Though they are not permitted to sell product in Spain, global cannabis companies see the country as an advantageous location from which to source cannabis for export to markets within Europe. For example, Linneo Health, a Spanish EU-GMP certified supplier of medical cannabis, has several partnerships including a multi-year supply agreement with VIVO Cannabis and a strategic supply agreement with IM Cannabis Corp to enable medical cannabis exports to Israel and Europe. The Spanish Agency for Medicines and Medical Devices (AEMPS) has granted authorization to five companies for the purposes of growing 20,000 hectares’ worth of cannabis, designated for either domestic research or export to other countries for medicinal use.
Domestically, highly limited cannabis pharmaceuticals are available by prescription and can be accessed in pharmacies. However, there is a dearth of physicians who are willing to prescribe even these licensed medications, and sales remain extremely limited through the pharmacy channel.
In the absence of an accessible, regulated formal market, hundreds of thousands of Spanish consumers (both medical and adult-use) continue to source product from gray market CSCs, both for their more affordable price points, variety and convenience.

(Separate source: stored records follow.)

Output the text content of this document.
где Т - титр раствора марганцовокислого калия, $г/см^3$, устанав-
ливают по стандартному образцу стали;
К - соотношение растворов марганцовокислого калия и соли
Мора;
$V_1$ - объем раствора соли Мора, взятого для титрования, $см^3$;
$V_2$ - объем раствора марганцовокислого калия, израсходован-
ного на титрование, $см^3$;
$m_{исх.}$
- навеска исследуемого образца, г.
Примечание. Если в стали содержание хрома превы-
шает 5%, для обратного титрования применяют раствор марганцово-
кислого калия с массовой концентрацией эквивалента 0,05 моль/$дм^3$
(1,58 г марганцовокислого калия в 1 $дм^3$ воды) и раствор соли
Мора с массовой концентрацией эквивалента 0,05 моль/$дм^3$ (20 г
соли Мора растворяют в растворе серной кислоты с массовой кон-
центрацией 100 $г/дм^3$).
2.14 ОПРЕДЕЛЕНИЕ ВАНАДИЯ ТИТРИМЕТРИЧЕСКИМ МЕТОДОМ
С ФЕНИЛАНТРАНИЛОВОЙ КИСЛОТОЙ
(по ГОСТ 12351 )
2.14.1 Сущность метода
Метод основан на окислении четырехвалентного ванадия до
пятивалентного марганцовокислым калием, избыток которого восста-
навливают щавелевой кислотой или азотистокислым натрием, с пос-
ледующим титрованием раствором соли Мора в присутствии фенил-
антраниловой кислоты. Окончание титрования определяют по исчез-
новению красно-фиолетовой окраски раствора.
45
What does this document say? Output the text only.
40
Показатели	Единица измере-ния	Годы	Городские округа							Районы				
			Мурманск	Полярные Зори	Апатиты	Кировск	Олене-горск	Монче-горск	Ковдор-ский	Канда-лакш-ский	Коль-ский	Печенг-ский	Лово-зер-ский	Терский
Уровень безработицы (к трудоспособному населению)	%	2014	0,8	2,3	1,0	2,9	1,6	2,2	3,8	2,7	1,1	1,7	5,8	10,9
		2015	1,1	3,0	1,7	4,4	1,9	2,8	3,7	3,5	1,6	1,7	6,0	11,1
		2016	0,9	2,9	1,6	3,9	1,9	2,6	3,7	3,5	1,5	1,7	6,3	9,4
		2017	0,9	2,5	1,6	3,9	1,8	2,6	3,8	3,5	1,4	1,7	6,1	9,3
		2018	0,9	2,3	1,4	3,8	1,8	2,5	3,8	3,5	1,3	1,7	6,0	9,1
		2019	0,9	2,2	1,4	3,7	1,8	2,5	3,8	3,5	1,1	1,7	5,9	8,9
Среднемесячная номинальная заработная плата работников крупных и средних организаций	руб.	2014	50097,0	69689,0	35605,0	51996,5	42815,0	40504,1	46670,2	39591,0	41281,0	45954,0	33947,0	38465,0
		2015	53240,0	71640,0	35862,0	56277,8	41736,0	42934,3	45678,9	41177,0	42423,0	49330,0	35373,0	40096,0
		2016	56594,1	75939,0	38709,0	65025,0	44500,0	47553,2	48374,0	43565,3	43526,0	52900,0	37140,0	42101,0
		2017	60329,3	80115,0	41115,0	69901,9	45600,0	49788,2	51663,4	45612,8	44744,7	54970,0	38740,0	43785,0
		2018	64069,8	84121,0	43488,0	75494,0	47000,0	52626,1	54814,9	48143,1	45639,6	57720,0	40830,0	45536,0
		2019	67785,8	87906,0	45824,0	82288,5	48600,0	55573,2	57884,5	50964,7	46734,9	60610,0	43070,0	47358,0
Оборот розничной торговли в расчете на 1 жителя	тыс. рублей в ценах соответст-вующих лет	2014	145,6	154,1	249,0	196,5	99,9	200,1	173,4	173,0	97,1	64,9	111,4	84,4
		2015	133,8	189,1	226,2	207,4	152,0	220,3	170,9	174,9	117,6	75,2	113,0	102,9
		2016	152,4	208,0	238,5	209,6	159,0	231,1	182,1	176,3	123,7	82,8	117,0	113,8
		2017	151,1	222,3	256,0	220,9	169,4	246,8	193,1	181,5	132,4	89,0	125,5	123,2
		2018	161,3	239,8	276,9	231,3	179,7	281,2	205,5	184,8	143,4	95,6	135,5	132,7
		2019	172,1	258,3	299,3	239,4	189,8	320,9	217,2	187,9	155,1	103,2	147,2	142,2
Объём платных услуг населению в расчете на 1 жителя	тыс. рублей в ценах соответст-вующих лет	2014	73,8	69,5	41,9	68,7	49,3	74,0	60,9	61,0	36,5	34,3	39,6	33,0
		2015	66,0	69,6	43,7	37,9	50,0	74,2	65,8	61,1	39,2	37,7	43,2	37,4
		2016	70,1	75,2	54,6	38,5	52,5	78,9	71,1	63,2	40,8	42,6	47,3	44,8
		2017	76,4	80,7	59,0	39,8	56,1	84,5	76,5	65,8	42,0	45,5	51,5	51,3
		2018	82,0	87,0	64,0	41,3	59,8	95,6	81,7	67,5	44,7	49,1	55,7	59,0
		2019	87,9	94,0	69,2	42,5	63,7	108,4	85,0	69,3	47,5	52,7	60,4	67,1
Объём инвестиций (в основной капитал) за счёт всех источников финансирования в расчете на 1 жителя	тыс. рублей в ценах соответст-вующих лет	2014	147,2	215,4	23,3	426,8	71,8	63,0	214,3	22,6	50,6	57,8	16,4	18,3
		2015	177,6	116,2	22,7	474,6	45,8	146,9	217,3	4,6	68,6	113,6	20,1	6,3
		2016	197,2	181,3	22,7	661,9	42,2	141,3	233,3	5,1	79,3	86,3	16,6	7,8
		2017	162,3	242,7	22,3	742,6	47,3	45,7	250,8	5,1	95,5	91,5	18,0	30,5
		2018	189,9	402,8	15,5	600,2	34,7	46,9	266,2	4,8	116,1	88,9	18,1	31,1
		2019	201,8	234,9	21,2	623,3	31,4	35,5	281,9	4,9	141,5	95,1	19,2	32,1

GW Pharmaceutical’s Sativex, an oral spray designed to help with muscle spasticity as a result of multiple sclerosis, has been available for prescription in pharmacies across Spain since 2011, and was granted reimbursement from Spain’s national health insurance program in the same year. The company’s CBD-based medicine, Epidyolex, which is used to treat rare and severe forms of epilepsy, is slated for a 2021 release in Spain as well. Because licensed pharmaceuticals are the only legal, regulated medical cannabis products available, they make up the entirety of Spain's formal cannabis market today.
Outside of pharmaceuticals, those seeking the medical benefits of cannabis have turned to CSCs for product, which grow their own cannabis flower and develop their own extracts (such as oils, hash, or resins). Edible products are also sold in CSCs but are significantly less common than flower and concentrates.